Aviso: Twilight não me pertence. Esta é mais uma fanfiction com os personagens. A história é completamente minha e então, por favor, não copie.
Autora: Mariana Cardoso.
Betas: Leiliane Santos e Luciana Cavalcanti.
Capítulo 8 - Cupcake da paz.
- Isabella, vamos subir e nos arrumar. - ordenou e eu fiquei meio assustada com seu tom - Ashley, peça que nossos convidados entrem e vá chamar Carlisle e Edward para fazer sala.
Esme resmungou coisas como "acham que podem me pegar de surpresa" e então latiu ordens para prepararem o melhor almoço.

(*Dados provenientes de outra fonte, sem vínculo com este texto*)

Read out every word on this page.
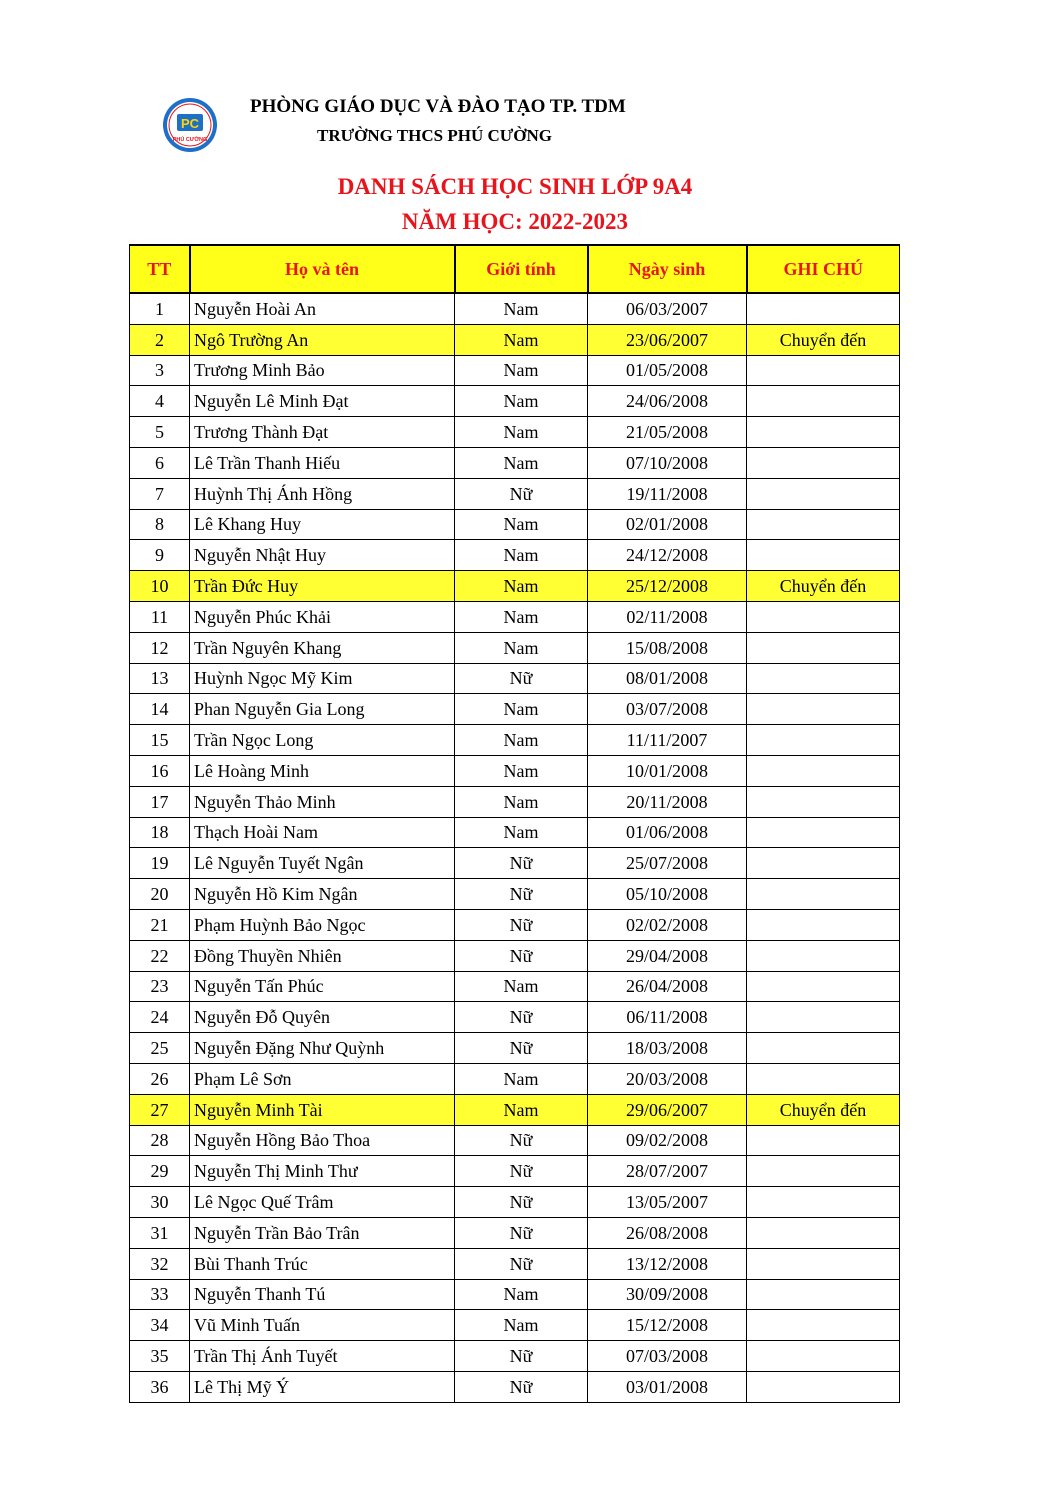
PC
PHÚ CƯỜNG
PHÒNG GIÁO DỤC VÀ ĐÀO TẠO TP. TDM
TRƯỜNG THCS PHÚ CƯỜNG
DANH SÁCH HỌC SINH LỚP 9A4
NĂM HỌC: 2022-2023
TT	Họ và tên	Giới tính	Ngày sinh	GHI CHÚ
1	Nguyễn Hoài An	Nam	06/03/2007	
2	Ngô Trường An	Nam	23/06/2007	Chuyển đến
3	Trương Minh Bảo	Nam	01/05/2008	
4	Nguyễn Lê Minh Đạt	Nam	24/06/2008	
5	Trương Thành Đạt	Nam	21/05/2008	
6	Lê Trần Thanh Hiếu	Nam	07/10/2008	
7	Huỳnh Thị Ánh Hồng	Nữ	19/11/2008	
8	Lê Khang Huy	Nam	02/01/2008	
9	Nguyễn Nhật Huy	Nam	24/12/2008	
10	Trần Đức Huy	Nam	25/12/2008	Chuyển đến
11	Nguyễn Phúc Khải	Nam	02/11/2008	
12	Trần Nguyên Khang	Nam	15/08/2008	
13	Huỳnh Ngọc Mỹ Kim	Nữ	08/01/2008	
14	Phan Nguyễn Gia Long	Nam	03/07/2008	
15	Trần Ngọc Long	Nam	11/11/2007	
16	Lê Hoàng Minh	Nam	10/01/2008	
17	Nguyễn Thảo Minh	Nam	20/11/2008	
18	Thạch Hoài Nam	Nam	01/06/2008	
19	Lê Nguyễn Tuyết Ngân	Nữ	25/07/2008	
20	Nguyễn Hồ Kim Ngân	Nữ	05/10/2008	
21	Phạm Huỳnh Bảo Ngọc	Nữ	02/02/2008	
22	Đồng Thuyền Nhiên	Nữ	29/04/2008	
23	Nguyễn Tấn Phúc	Nam	26/04/2008	
24	Nguyễn Đỗ Quyên	Nữ	06/11/2008	
25	Nguyễn Đặng Như Quỳnh	Nữ	18/03/2008	
26	Phạm Lê Sơn	Nam	20/03/2008	
27	Nguyễn Minh Tài	Nam	29/06/2007	Chuyển đến
28	Nguyễn Hồng Bảo Thoa	Nữ	09/02/2008	
29	Nguyễn Thị Minh Thư	Nữ	28/07/2007	
30	Lê Ngọc Quế Trâm	Nữ	13/05/2007	
31	Nguyễn Trần Bảo Trân	Nữ	26/08/2008	
32	Bùi Thanh Trúc	Nữ	13/12/2008	
33	Nguyễn Thanh Tú	Nam	30/09/2008	
34	Vũ Minh Tuấn	Nam	15/12/2008	
35	Trần Thị Ánh Tuyết	Nữ	07/03/2008	
36	Lê Thị Mỹ Ý	Nữ	03/01/2008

No quarto dela, no qual eu nunca tinha entrado, fiquei sentada na sua cama enquanto ela procurava alguma coisa em seu armário. Busquei minha bolsa de maquiagem e comecei a passar algo simples enquanto ela preparava algo para nós duas. Quando ficamos prontas - não foi nenhum pouco estranho ficar de calcinha e sutiã na frente dela, imagina! - ela me virou de frente a ela.
- Essas pessoas, Isabella… São sujas e maldosas, estão querendo brincar com a família errada. Desça como se você fosse a rainha da Inglaterra, trate-os bem, mas não dê abertura para amizades. Deixa que o resto do show eu mesma faço.
Sem entender absolutamente nada, zonza, vestindo uma calça jeans de Alice e uma blusa de seda de Esme com sapatos altos, desci atrás dela em direção ao salão principal. Carlisle estava sentado perto de Ivan Hudson. Kate e Renata estavam juntas em outro sofá. Edward em pé na extremidade da sala como se quisesse sair correndo assim que possível.
- Ora, a que devo a honra dessa visita inesperada? - Esme jorrou docemente. - Renata, não esperava vê-la tão cedo!
Sutil como um canhão.
- Ah querida, estávamos por perto e decidimos vir dizer olá de surpresa, um abraço e combinar o nosso próximo chá da tarde. - Renata levantou-se e abraçou Esme carinhosamente - Ah, oi Isadora. - disse pra mim.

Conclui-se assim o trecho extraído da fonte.